Furthermore, for the compressor 2, a drive other than a constant speed or variable speed electric motor may be employed if desired.

Moreover, it is to be understood that, in addition to the above-described fluid-operated actuator, the fluid pressure drive circuit of the present invention is applicable to other fluid-operated actuators, and may employ an operating gas other than above-described compressed air.

As clear from the foregoing description, in the fluid pressure drive circuit according to the present invention, exhaust compressed gas from a fluid-operated actuator is collected in the low pressure tank and reused by recirculating same to the actuator without releasing exhaust gases to the outside. This contributes not only to reduce the energy consumption to a considerable degree but to prevent environmental contamination which would be caused by releases of exhaust gases entraining contaminant foreign matter.

The fluid pressure drive circuit according to the invention is particularly suitable for application to automatic operation of a fluid-operated actuator, and can be installed by simple piping work which involves only connections of external pipes between the second change-over valve and a fluid-operated actuator to be driven.

Claims

1. A fluid pressure drive circuit for a fluid-operated actuator or the like, the drive circuit comprising:

a compressor for compressing an operating gas;

a gas source and a low pressure tank switchably connectible to an intake end of said compressor through a first change-over valve;

a high pressure tank connected to a discharge end of said compressor to hold therein a compressed gas from said compressor;

a high pressure conduit for supplying said compressed gas from said high pressure tank to said actuator;

a low pressure conduit for recovering exhaust gas discharges from said actuator into said low pressure tank; and

a second change-over valve for connecting said high pressure conduit and said low pressure conduit selectively to said actuator, wherein a reducing valve is connected between said high pressure conduit and said low pressure conduit to supply the compressed gas from said high pressure tank to said low pressure tank.

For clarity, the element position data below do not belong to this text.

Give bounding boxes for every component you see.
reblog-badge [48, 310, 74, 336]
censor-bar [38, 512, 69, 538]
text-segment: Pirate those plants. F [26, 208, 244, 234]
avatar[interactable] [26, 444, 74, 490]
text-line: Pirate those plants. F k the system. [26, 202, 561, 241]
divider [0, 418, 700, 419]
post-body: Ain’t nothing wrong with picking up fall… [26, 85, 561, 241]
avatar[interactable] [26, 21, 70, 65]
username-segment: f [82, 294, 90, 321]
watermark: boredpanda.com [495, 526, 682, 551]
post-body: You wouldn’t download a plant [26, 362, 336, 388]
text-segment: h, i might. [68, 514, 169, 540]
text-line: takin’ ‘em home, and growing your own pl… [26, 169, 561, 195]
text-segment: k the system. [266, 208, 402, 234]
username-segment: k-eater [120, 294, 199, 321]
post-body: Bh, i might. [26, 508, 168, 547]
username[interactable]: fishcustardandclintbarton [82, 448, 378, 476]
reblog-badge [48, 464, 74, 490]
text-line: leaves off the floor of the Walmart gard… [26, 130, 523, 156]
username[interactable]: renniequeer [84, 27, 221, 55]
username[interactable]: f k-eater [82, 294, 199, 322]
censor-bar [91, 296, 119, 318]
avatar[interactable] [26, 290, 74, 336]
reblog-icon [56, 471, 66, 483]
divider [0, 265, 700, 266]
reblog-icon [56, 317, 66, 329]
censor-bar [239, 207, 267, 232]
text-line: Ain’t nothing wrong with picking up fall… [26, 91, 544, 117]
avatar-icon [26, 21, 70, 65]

2. A fluid pressure drive circuit as defined in claim 1, wherein said low pressure tank is provided with a pressure switch thereby to change the connection of said intake end of said compressor from said gas source to said low pressure tank by switching the position of said first change-over valve as soon as said low pressure tank reaches a predetermined pressure level.

3. A fluid pressure drive circuit as defined in claim 2, wherein all component parts except said actuator are built into a single casing to form an integrated unit.